You know, I think back to when my grandparents, gittel Bernstein and Harshal Bernstein, came to America. He came before she did. Okay. She came in 1920. She was not a citizen until 1940. That's 20 years.

Speaker 1:

She lived here, not as a citizen, but took care of the family, did everything. She had her own business. You know. She had a shopping cart like a cart, where she sold underwear, socks, you know, dry goods. And then she went into the market on 40th Street and 13th Avenue and she had a stand there and she sold the same things there, which was wonderful. And then she opened a store on 39th Street, right across Caddy Corner, from the chicken market, you know, where they used to like the kosher chicken market, where they, would you know, cut the. I used to watch them. I just couldn't believe how now I was so obsessed with watching the rabbis, you know, slaughter the chickens.
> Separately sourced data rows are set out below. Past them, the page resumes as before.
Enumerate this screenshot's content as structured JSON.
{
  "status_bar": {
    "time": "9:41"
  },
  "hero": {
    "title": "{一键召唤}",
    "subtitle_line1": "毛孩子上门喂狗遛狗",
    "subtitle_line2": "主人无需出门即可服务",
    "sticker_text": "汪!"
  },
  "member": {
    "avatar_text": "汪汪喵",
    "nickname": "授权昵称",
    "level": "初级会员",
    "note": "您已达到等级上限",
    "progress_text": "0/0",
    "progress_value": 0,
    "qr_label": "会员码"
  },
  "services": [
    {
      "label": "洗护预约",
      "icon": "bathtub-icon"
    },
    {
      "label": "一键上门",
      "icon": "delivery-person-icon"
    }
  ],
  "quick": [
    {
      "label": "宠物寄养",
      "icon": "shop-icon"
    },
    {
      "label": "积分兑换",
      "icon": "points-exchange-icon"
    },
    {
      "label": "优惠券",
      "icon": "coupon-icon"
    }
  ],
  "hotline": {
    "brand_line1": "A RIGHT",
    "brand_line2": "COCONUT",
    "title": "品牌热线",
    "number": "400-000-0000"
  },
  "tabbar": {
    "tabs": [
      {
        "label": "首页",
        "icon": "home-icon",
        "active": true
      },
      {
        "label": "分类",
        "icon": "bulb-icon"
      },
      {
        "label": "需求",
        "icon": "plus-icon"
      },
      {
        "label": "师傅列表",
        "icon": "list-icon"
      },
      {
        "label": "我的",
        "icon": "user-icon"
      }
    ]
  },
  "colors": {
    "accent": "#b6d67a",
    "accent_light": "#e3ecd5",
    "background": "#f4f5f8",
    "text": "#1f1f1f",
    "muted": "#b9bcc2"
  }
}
I was nuts back then. But she, you know, she would have been sent back today. She would have been sent back to Poland back then, you, you know, and have to go into the camps, auschwitz or one of the other ones.

Speaker 1:

So I'm very grateful that she lived back then, you know, and became an American citizen, took her 20 years to become an American citizen, you know. So I'm very proud of my Bubby, my Bubby, gittel, bernstein, and you know, I just take a look at our city today and I'm very sad. I was supposed to go downtown to work on something and I had to call and say I'm not going to go downtown because of what's going on there. Who knows what would happen? Right, of course. Right, so to say I'm nervous about the whole thing. Of course I'm nervous and I pray that all the people who are involved with all the riots and everything are okay. I pray for them and I pray that every person has a right to become a citizen here if they choose to. So I just don't like what's going on in our country anymore.

Speaker 1:

I'm very sad about the whole thing. You know, I'm in my late 70s in a few months I'll be 78 fucking years old and I don't like what's happened in our country now and I just am very sad when I watch things on TV about that. So what I do is I watch old movies on TCM when I'm not working, because that's what makes me happy. The movies from yesteryear, all the movies from the 20s, the silence, the 30s, the 40s and the 50s, the 60s movies started to turn in a different direction, which I did not like and I do not like. So I will watch all the old movies. So, tcm, thank you for putting those movies on. Kim, thank you for putting those movies on.

Speaker 1:

I just have to say and this is just a brief little me, tiktok Bubby, you know, on my podcast which I don't do as often as I used to do, and I just have to apologize because you know things don't really come to me anymore that they once did my things that I want to talk about and say I'm just grateful for the people in my life my beautiful, wonderful husband, ed we went to a party and his family's one of his family members turned 85 yesterday and we went back to Los Feliz, where Ed grew up and I lived for 23 years. So I just have to say that, you know, if nobody told you they love you today, I love you because you're. You Fight on, fight on for your country, fight on to become a citizen in this country and fight on because you're worth it, and I love all of you. Bye.